Anthony Albanese primeiro-ministro Austrália G20

Longe das tensões da COP27, Anthony Albanese (terceiro da esquerda para a direita) divertiu-se plantando árvores em Bali junto com líderes da G20

Liz Lacerda, jornalista

Sydney – Na Austrália, a presença do primeiro-ministro é o que determina o interesse da mídia, não necessariamente a relevância do tema, e a cobertura da COP27 no país acabou afetada pelo conflito com outros eventos internacionais não relacionados às mudanças climáticas. 

Na primeira semana, houve o encontro da Associação dos Países do Sudeste Asiático. Na segunda, o G20 em Bali.

O primeiro-ministro Anthony Albanese optou por marcar presença nesses eventos e não compareceu à cúpula do clima, recebendo muitas críticas de ativistas e de parte da imprensa.

Para representá-lo, Albanese enviou três representantes, incluindo o Ministro de Energia e Mudanças Climáticas.

Os meios de comunicação acompanharam a abertura e o início da COP27, com transmissões ao vivo. Mas em seguida a conferência praticamente desapareceu dos noticiários.

Veículos de comunicação com foco internacional como o The Guardian contrastaram a ausência do líder australiano com a presença do Presidente dos Estados Unidos, Joe Biden.

“Durou apenas três horas, mas a visita de Biden mostrou que foi um erro de Anthony Albanese não ir à COP27”, escreveu o jornal.

A ausência teve uma repercussão ainda maior porque Albanese tomou posse em maio com a promessa de implementar avanços ambientais, após nove anos do governo negacionista do partido liberal.

Austrália consciente sobre riscos das mudanças climáticas

Embora Anthony Albanese não tenha ido à COP27, a aprovação de um pacote de medidas ambientais 75 dias após a posse foi um sinal de que o novo governo entendeu a importância da questão para a população do país, afetada por incêndios florestais e inundações, devido às mudanças climáticas.

O pacote determina a redução de 43% nas emissões de gases do efeito estufa até 2030 em comparação com 2005, e emissões líquidas “zero” até 2050. A legislação prevê ações governamentais em várias esferas para atingir esse objetivo.

De acordo com o relatório “Clima da Nação” divulgado pelo Instituto Austrália, quase sete em cada dez australianos são contra o investimento em novas minas de carvão.

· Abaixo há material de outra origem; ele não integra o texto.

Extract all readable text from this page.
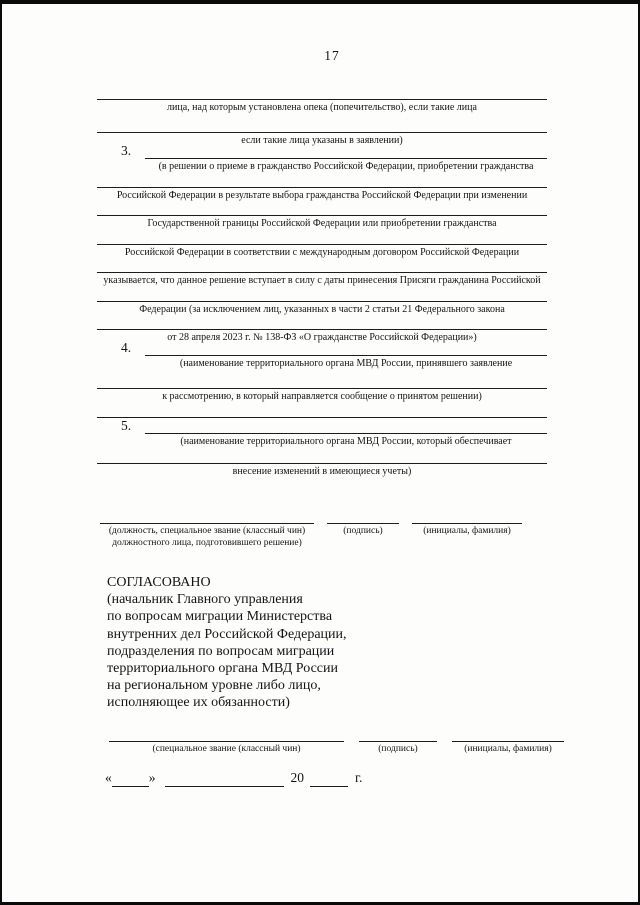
17
лица, над которым установлена опека (попечительство), если такие лица
если такие лица указаны в заявлении)
3.
(в решении о приеме в гражданство Российской Федерации, приобретении гражданства
Российской Федерации в результате выбора гражданства Российской Федерации при изменении
Государственной границы Российской Федерации или приобретении гражданства
Российской Федерации в соответствии с международным договором Российской Федерации
указывается, что данное решение вступает в силу с даты принесения Присяги гражданина Российской
Федерации (за исключением лиц, указанных в части 2 статьи 21 Федерального закона
от 28 апреля 2023 г. № 138-ФЗ «О гражданстве Российской Федерации»)
4.
(наименование территориального органа МВД России, принявшего заявление
к рассмотрению, в который направляется сообщение о принятом решении)
5.
(наименование территориального органа МВД России, который обеспечивает
внесение изменений в имеющиеся учеты)
(должность, специальное звание (классный чин)
должностного лица, подготовившего решение)
(подпись)	(инициалы, фамилия)
СОГЛАСОВАНО
(начальник Главного управления
по вопросам миграции Министерства
внутренних дел Российской Федерации,
подразделения по вопросам миграции
территориального органа МВД России
на региональном уровне либо лицо,
исполняющее их обязанности)
(специальное звание (классный чин)	(подпись)	(инициалы, фамилия)
«	»	20	г.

A maioria (57%) apoia a posição da Agência Internacional de Energia, que recomenda o fim de projetos de combustíveis fósseis para limitar o aumento da temperatura global em 1,5°C.

Enquanto isso,  mais de 100 projetos desse tipo aguardam aprovação no país. Os ativistas estão atentos.

“As pessoas estão ficando cansadas da tentativa do governo de querer as duas coisas. Não é possível ser um campeão do clima e aprovar novos projetos de combustíveis fósseis”, diz Sophie McNeill, pesquisadora da Human Rights Watch.

Vizinhos das Ilhas do Pacífico viram peças no xadrez geopolítico

O governo australiano sofre críticas internas por sua política ambiental, mas nada que se compare à pressão externa proveniente das ilhas do Pacífico Sul.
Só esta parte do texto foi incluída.